Madison Pacific Properties Inc.

After nearly two decades, Madison Pacific Properties Inc. has earned a reputation for providing a high level of value in its portfolio, CEO Marvin Haasen says. “We’re highly focused on customer service in our business,” he says. “We want to ensure that our tenants are happy with the facilities we own and that we’re responsive to their needs.”

Based in Vancouver, British Columbia, Madison Pacific focuses on acquiring and developing income-producing real estate properties located primarily in its home city of Vancouver and the Lower Mainland region. The company started operations 16 years ago, and today has a portfolio of industrial, office and retail properties worth $366 million, Haasen says.

“We are most known for our industrial portfolio,” he says, noting that many have approached the company about buying its properties. However, Madison Pacific is in it for the long term, he asserts.

“We don’t look to buy and flip properties,” Haasen states. “We look to buy properties that may be in ‘path of growth’ areas in Vancouver and the Lower Mainland, that might have future re-development potential. We also focus on properties, or portfolios of properties, that are underutilized from a site coverage or zoning perspective.”

The company also has formed joint ventures with some of its industrial tenants, Haasen adds. “They have space needs,” he describes, noting that Madison Pacific will design/build the project based on the tenant’s specifications. “We have done several deals where the tenant stays in as a co-owner of the property and enjoys the upside with us.”

Team Effort

Haasen is proud of his team at Madison Pacific. “It’s a definite team effort,” he says, noting that this collaboration is essential when keeping its tenants happy.

Madison Pacific keeps close to them with tenant appreciation functions and frequent site visits. “We want to get to know our tenants on a personal level and make sure they’re satisfied with their facility, and that the building is meeting their needs,” he says.

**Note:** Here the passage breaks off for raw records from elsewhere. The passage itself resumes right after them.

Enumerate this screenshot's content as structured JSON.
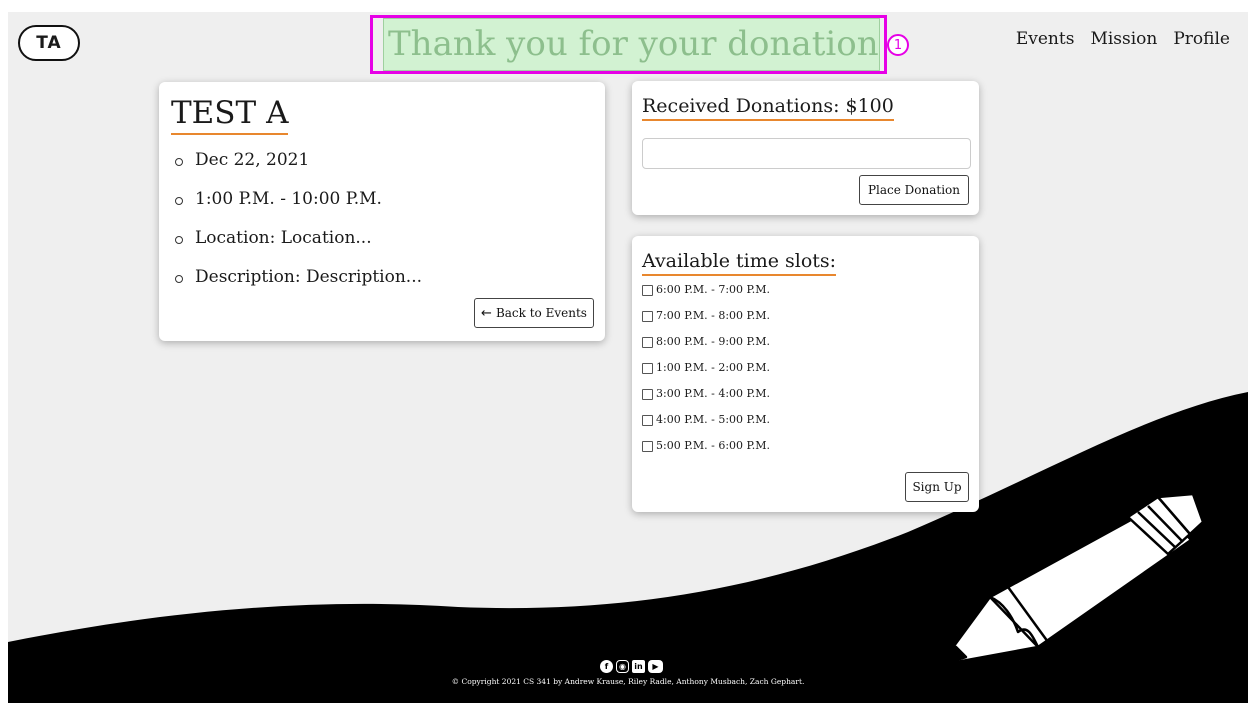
{
  "header": {
    "logo_text": "TA",
    "nav": [
      "Events",
      "Mission",
      "Profile"
    ],
    "banner_text": "Thank you for your donation",
    "banner_badge": "1"
  },
  "event": {
    "title": "TEST A",
    "date": "Dec 22, 2021",
    "time": "1:00 P.M. - 10:00 P.M.",
    "location": "Location: Location...",
    "description": "Description: Description...",
    "back_button": "Back to Events"
  },
  "donations": {
    "heading": "Received Donations: $100",
    "input_value": "",
    "button": "Place Donation"
  },
  "slots": {
    "heading": "Available time slots:",
    "items": [
      "6:00 P.M. - 7:00 P.M.",
      "7:00 P.M. - 8:00 P.M.",
      "8:00 P.M. - 9:00 P.M.",
      "1:00 P.M. - 2:00 P.M.",
      "3:00 P.M. - 4:00 P.M.",
      "4:00 P.M. - 5:00 P.M.",
      "5:00 P.M. - 6:00 P.M."
    ],
    "button": "Sign Up"
  },
  "footer": {
    "social_icons": [
      "facebook-icon",
      "instagram-icon",
      "linkedin-icon",
      "youtube-icon"
    ],
    "copyright": "© Copyright 2021 CS 341 by Andrew Krause, Riley Radle, Anthony Musbach, Zach Gephart."
  },
  "colors": {
    "accent_underline": "#e8872e",
    "banner_bg": "#d2f2d2",
    "banner_text": "#8dbf8d",
    "highlight_outline": "#e600e6"
  }
}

“We visit our tenants on a regular basis, making suggestions on how to improve their premises,” he says. “If the tenant has a building-related issue, we’ll be quick to make a recommendation on how it can be improved and then implement.”

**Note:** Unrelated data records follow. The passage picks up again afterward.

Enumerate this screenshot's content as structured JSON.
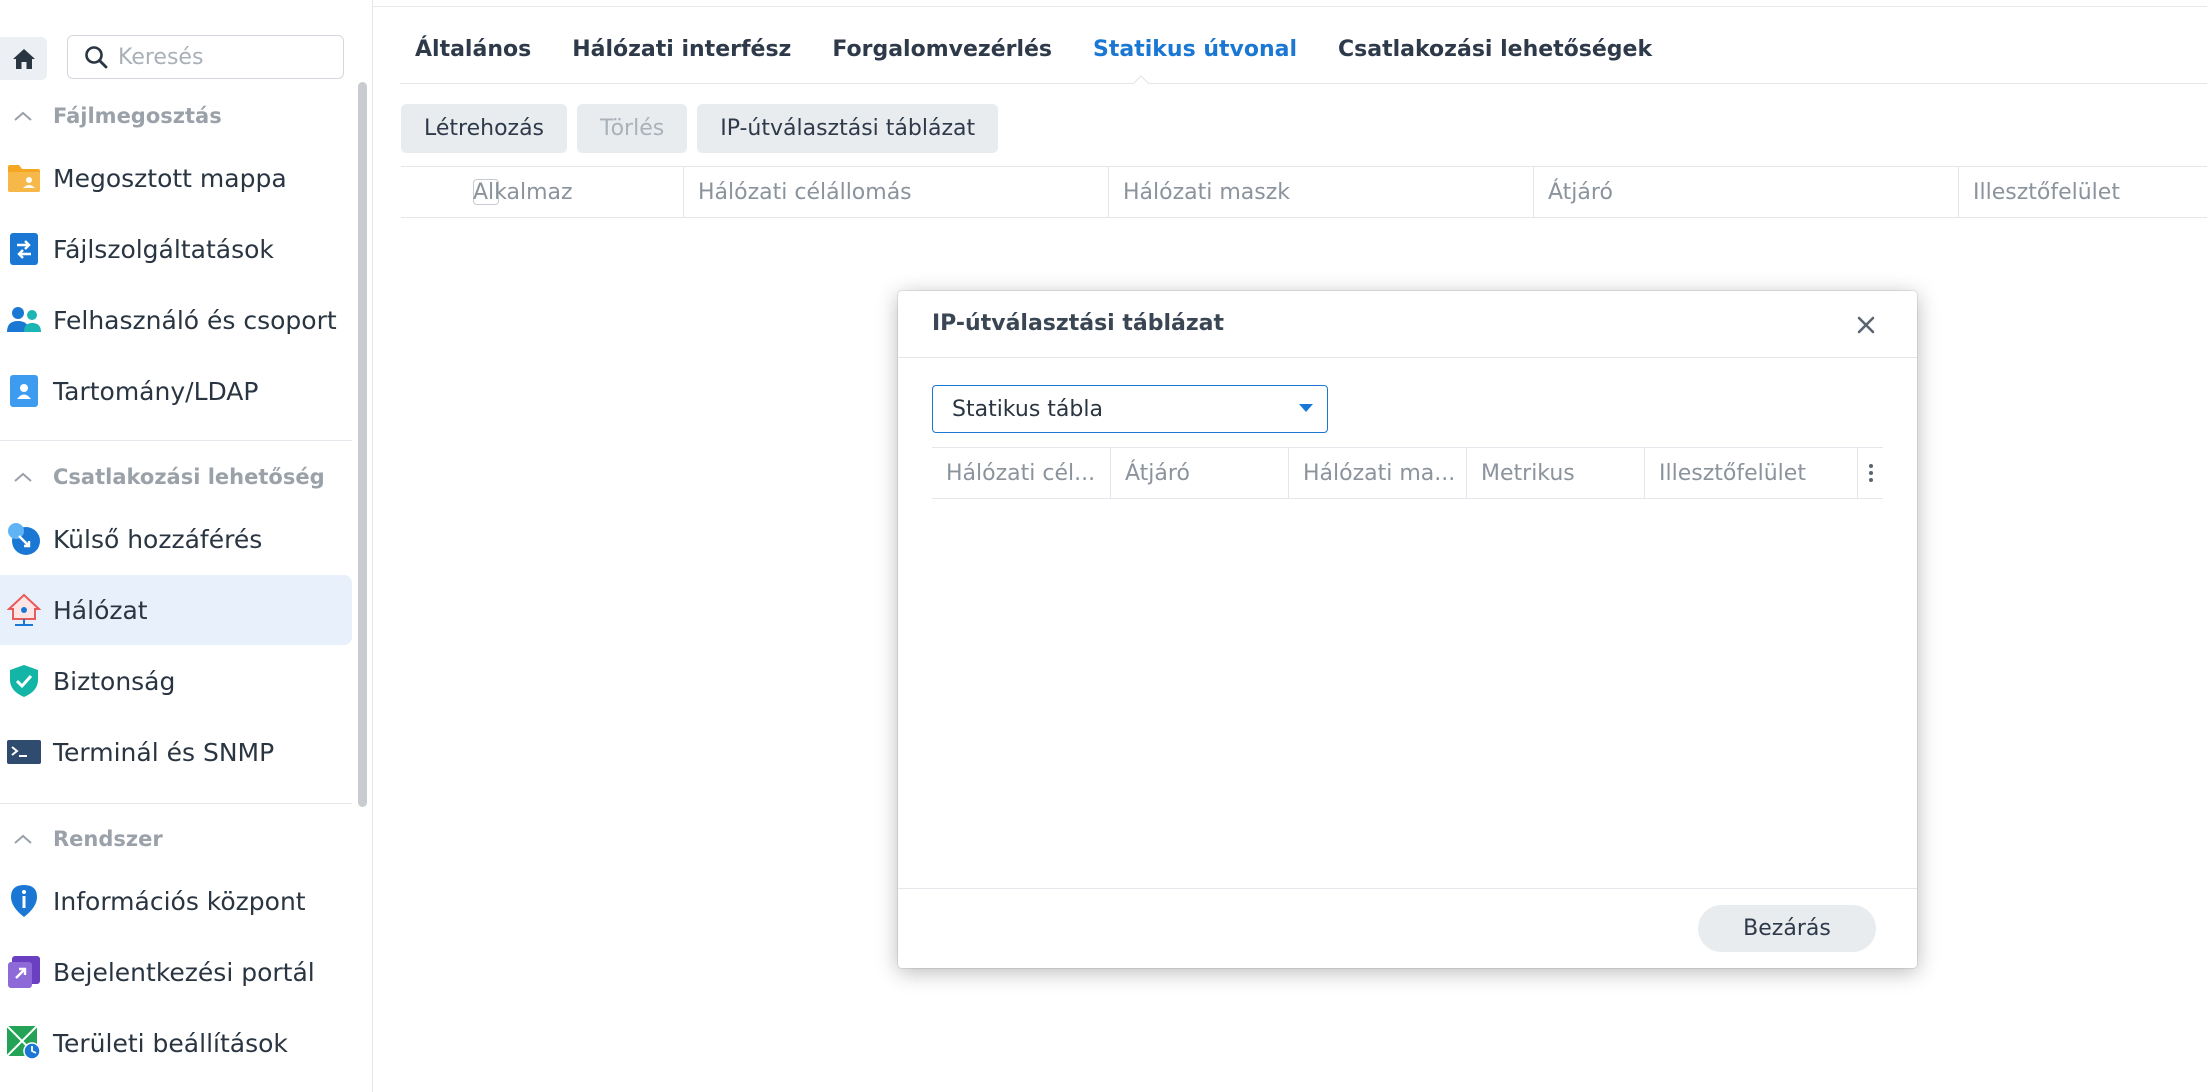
{
  "sidebar": {
    "search_placeholder": "Keresés",
    "sections": [
      {
        "title": "Fájlmegosztás"
      },
      {
        "title": "Csatlakozási lehetőség"
      },
      {
        "title": "Rendszer"
      }
    ],
    "items": [
      {
        "label": "Megosztott mappa",
        "icon": "shared-folder-icon"
      },
      {
        "label": "Fájlszolgáltatások",
        "icon": "file-services-icon"
      },
      {
        "label": "Felhasználó és csoport",
        "icon": "user-group-icon"
      },
      {
        "label": "Tartomány/LDAP",
        "icon": "domain-ldap-icon"
      },
      {
        "label": "Külső hozzáférés",
        "icon": "external-access-icon"
      },
      {
        "label": "Hálózat",
        "icon": "network-icon",
        "active": true
      },
      {
        "label": "Biztonság",
        "icon": "security-shield-icon"
      },
      {
        "label": "Terminál és SNMP",
        "icon": "terminal-icon"
      },
      {
        "label": "Információs központ",
        "icon": "info-center-icon"
      },
      {
        "label": "Bejelentkezési portál",
        "icon": "login-portal-icon"
      },
      {
        "label": "Területi beállítások",
        "icon": "regional-options-icon"
      }
    ]
  },
  "tabs": [
    {
      "label": "Általános"
    },
    {
      "label": "Hálózati interfész"
    },
    {
      "label": "Forgalomvezérlés"
    },
    {
      "label": "Statikus útvonal",
      "active": true
    },
    {
      "label": "Csatlakozási lehetőségek"
    }
  ],
  "toolbar": {
    "create": "Létrehozás",
    "delete": "Törlés",
    "routing_table": "IP-útválasztási táblázat"
  },
  "grid": {
    "columns": [
      "Alkalmaz",
      "Hálózati célállomás",
      "Hálózati maszk",
      "Átjáró",
      "Illesztőfelület"
    ]
  },
  "dialog": {
    "title": "IP-útválasztási táblázat",
    "dropdown_value": "Statikus tábla",
    "columns": [
      "Hálózati cél...",
      "Átjáró",
      "Hálózati ma...",
      "Metrikus",
      "Illesztőfelület"
    ],
    "close_label": "Bezárás"
  },
  "colors": {
    "accent": "#1a78d4",
    "active_bg": "#e8f0fb"
  }
}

Madison Pacific also has assisted on the interior layout of the office portion of several of its industrial tenants’ spaces. Through this process, the company let its clients use its in-house architect at no additional cost, Haasen says.

“We have also provided recommendations on cost savings initiatives for tenants,” he adds. “For example, for several of our industrial tenants, we have installed T5 lighting, the cost of which is amortized over the remaining term of their lease. This energy-efficient lighting system also provides lower utility costs to the tenant.”

Outside the Box

For the most part, Madison Pacific has focused on keeping its properties local in Vancouver or the Lower Mainland, due to its principals’ familiarity with the region and the sheer convenience, Haasen says. “We’re generally of the opinion that you should be able to commute by automobile to the property you’re developing,” he says.

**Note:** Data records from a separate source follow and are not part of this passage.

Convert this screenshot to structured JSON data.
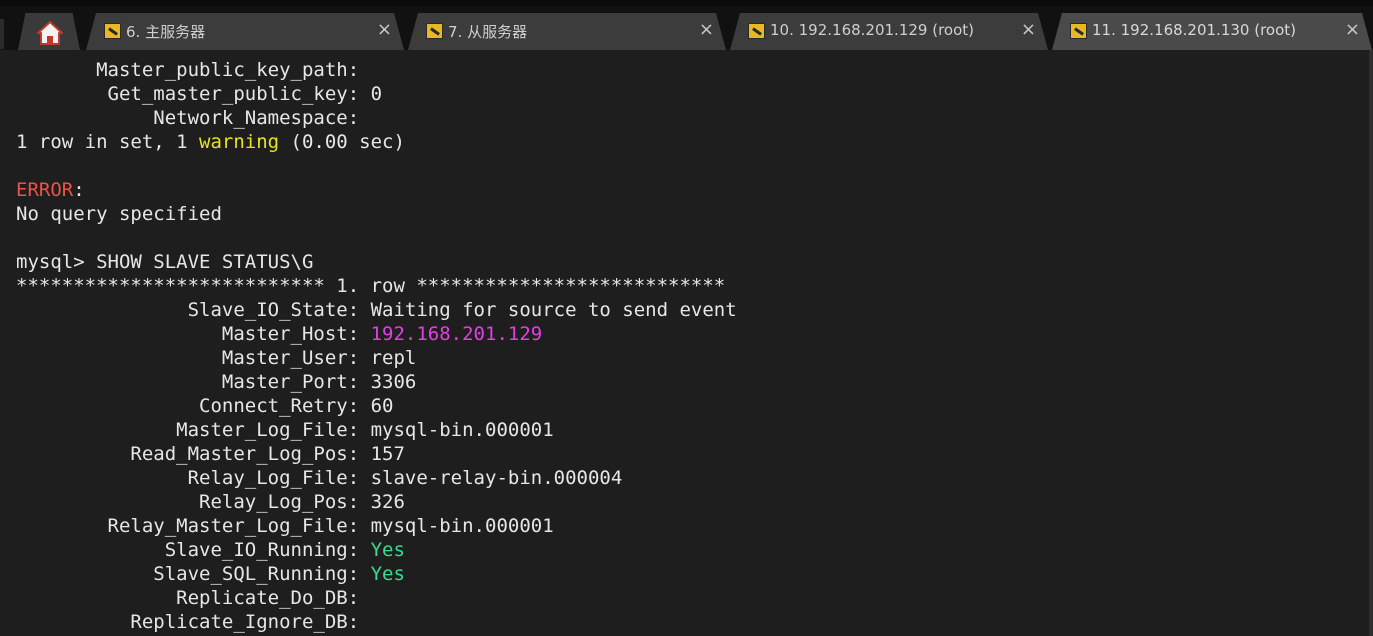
{
  "tabs": [
    {
      "label": "6. 主服务器",
      "close": "×"
    },
    {
      "label": "7. 从服务器",
      "close": "×"
    },
    {
      "label": "10. 192.168.201.129 (root)",
      "close": "×"
    },
    {
      "label": "11. 192.168.201.130 (root)",
      "close": "×",
      "active": true
    }
  ],
  "colors": {
    "warning": "#e8e12a",
    "error": "#f0504a",
    "host": "#e33ee6",
    "yes": "#36e08a",
    "text": "#e6e6e6",
    "background": "#1e1e1e"
  },
  "terminal": {
    "l1": "       Master_public_key_path:",
    "l2_key": "        Get_master_public_key:",
    "l2_val": " 0",
    "l3": "            Network_Namespace:",
    "l4_a": "1 row in set, 1 ",
    "l4_warn": "warning",
    "l4_b": " (0.00 sec)",
    "l6_err": "ERROR",
    "l6_colon": ":",
    "l7": "No query specified",
    "l9": "mysql> SHOW SLAVE STATUS\\G",
    "l10": "*************************** 1. row ***************************",
    "fields": [
      {
        "key": "               Slave_IO_State:",
        "val": " Waiting for source to send event",
        "style": ""
      },
      {
        "key": "                  Master_Host:",
        "val": " 192.168.201.129",
        "style": "c-magenta"
      },
      {
        "key": "                  Master_User:",
        "val": " repl",
        "style": ""
      },
      {
        "key": "                  Master_Port:",
        "val": " 3306",
        "style": ""
      },
      {
        "key": "                Connect_Retry:",
        "val": " 60",
        "style": ""
      },
      {
        "key": "              Master_Log_File:",
        "val": " mysql-bin.000001",
        "style": ""
      },
      {
        "key": "          Read_Master_Log_Pos:",
        "val": " 157",
        "style": ""
      },
      {
        "key": "               Relay_Log_File:",
        "val": " slave-relay-bin.000004",
        "style": ""
      },
      {
        "key": "                Relay_Log_Pos:",
        "val": " 326",
        "style": ""
      },
      {
        "key": "        Relay_Master_Log_File:",
        "val": " mysql-bin.000001",
        "style": ""
      },
      {
        "key": "             Slave_IO_Running:",
        "val": " Yes",
        "style": "c-green"
      },
      {
        "key": "            Slave_SQL_Running:",
        "val": " Yes",
        "style": "c-green"
      },
      {
        "key": "              Replicate_Do_DB:",
        "val": "",
        "style": ""
      },
      {
        "key": "          Replicate_Ignore_DB:",
        "val": "",
        "style": ""
      }
    ]
  }
}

“Having said that, it’s a very tight market right now in Vancouver,” Haasen admits, explaining that it has become more challenging for Madison Pacific to find deals with decent returns. “If you’re not looking outside of Vancouver, it’s hard to maintain a higher-yielding portfolio.”

The company has found success by going outside its comfort zone. Last year, Madison Pacific acquired a portfolio with 12 industrial properties in British Columbia, Alberta, Quebec and Ontario. “The returns were quite good,” Haasen says, noting that the properties have a significant amount of undeveloped land.

This may not be the last acquisition Madison Pacific makes outside of Vancouver, Haasen says. “We’re open to it,” he says. “Alberta is of interest as demand for industrial space has been outpacing supply.” 

Ready for the Comeback

From an acquisition perspective, Madison Pacific is of the opinion that the Lower Mainland market is experiencing a disconnect between what price sellers expect for their properties and what purchasers are willing to pay, Haasen says. “At the same time, the industrial leasing side of the equation is a little bit off,” he states. “Due to a sluggish economy, tenants have been apprehensive to take on new space.” 

In the meantime, Haasen predicts that Madison Pacific will continue growing. While it acquired approximately $96 million worth of assets in the past year, “In 2014, we are  mostly focused on asset management,” Haasen says.

“We’re working on our existing assets, expanding and retrofitting,” he says. “2015 may be a mix of acquiring additional assets and retrofitting existing [ones]. We continue to be focused on ‘path of growth’ opportunities, design/build and sale leasebacks.”